Сборник произведений (Бобылёва) - страница 124

— Так о чем я… — И Лева моментально перешел обратно в режим пострадавшего обличителя. Никита пока мало что успел понять из его рассказа, но примерная картина вырисовывалась такая: в Левином подогретом алкоголем воображении сплелась густая паутина бабского заговора против всего здорового и сильного, то есть мужиков вообще и Левы в частности, хотя как раз в нем ничего здорового и сильного, честно говоря, не наблюдалось. И эту паутину он торопливо развертывал перед утомленным Никитой, как персидскую шаль на базаре.

— Власти они хотят, чтоб мы на четвереньках ползали. Им же сейчас отовсюду твердят, что всё они могут, и даже лучше, только они ж сами знают, что от природы их место там, — Лева махнул рукой себе за спину. — Раньше сидели, детей рожали и не рыпались, а теперь им в головы навбивали всякого, растравили, вот они и взбесились. Злятся, ищут, где бы укусить, отомстить. А эти нашли куда бить, понимаешь? Разума мужиков лишают, независимости лишают, чтоб сидел под каблуком и борщ их чертов жрал!..

Никита наконец догадался, что у Левы белая горячка, и начал прикидывать, как бы избавиться от ненужного гостя. Даже чисто физически он терпел Леву с большим трудом — от него несло спиртом, потом и немытыми ногами, и от этой смеси каждый кусочек долгожданной котлеты вставал поперек горла. Обоняние у завязавших алкоголиков часто обостряется, становясь невыносимо чутким. Никита попробовал воззвать к остаткам Левиного рассудка, объяснить ему, что никакой секты нет, а мужики просто бросают пить, и это нормально, это очень хорошо, и Леву никто не травил, у него обычная алкогольная интоксикация, или просто повело на жаре… Но все возражения распаляли Леву еще больше.

— Мать, родная мать! — ревел он, дыша горячим перегаром. — Все вы не верите, а я докажу!

— Докажи.

— Докажу!

— Вот и докажи.

— Тьфу, сука! — Лева по привычке полез в холодильник.
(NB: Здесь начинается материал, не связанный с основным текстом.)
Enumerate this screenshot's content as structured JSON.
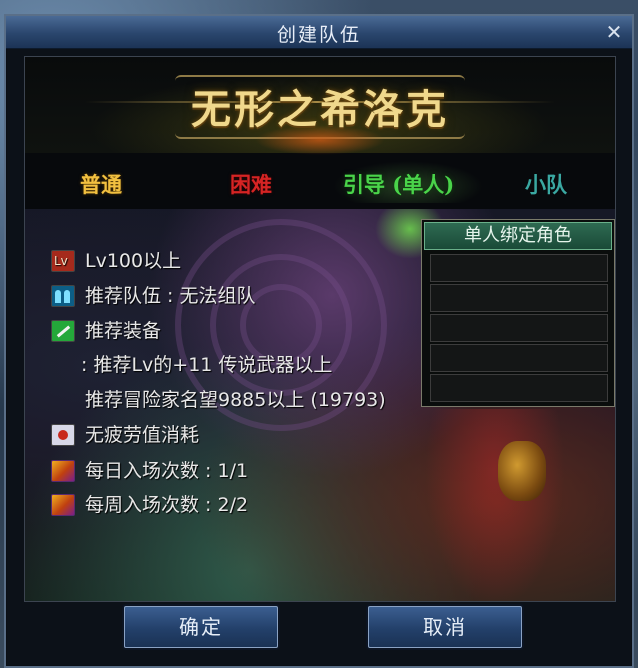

Павлов хотел было сказать, что выпивки в доме не держит, но тут Лева хлопнул себя по коленке и достал из кармана утянутую из беседки чекушку. — Курево хоть есть?

— Нет, — дернул губой Никита.

— Тебя кастрировали, что ли? — удивленно прошепелявил Лева, выкусывая из смятой пачки последнюю сигарету.

Никита выгнал его курить на балкон и доел свой ужин безо всякого удовольствия. Мысленно он на все лады костерил безумного Леву за назойливость, себя за мягкотелость, а заодно и алкашей из беседки с их святыми страдалицами просто за то, что они по какому-то недоразумению жили на свете. Даже проехался от злости кулаком по стене, когда ставил тарелку в раковину, и разбил костяшки. Вообще, конечно, следовало бы разбить морду Леве, но Никита вырос, на свое несчастье, в интеллигентной семье.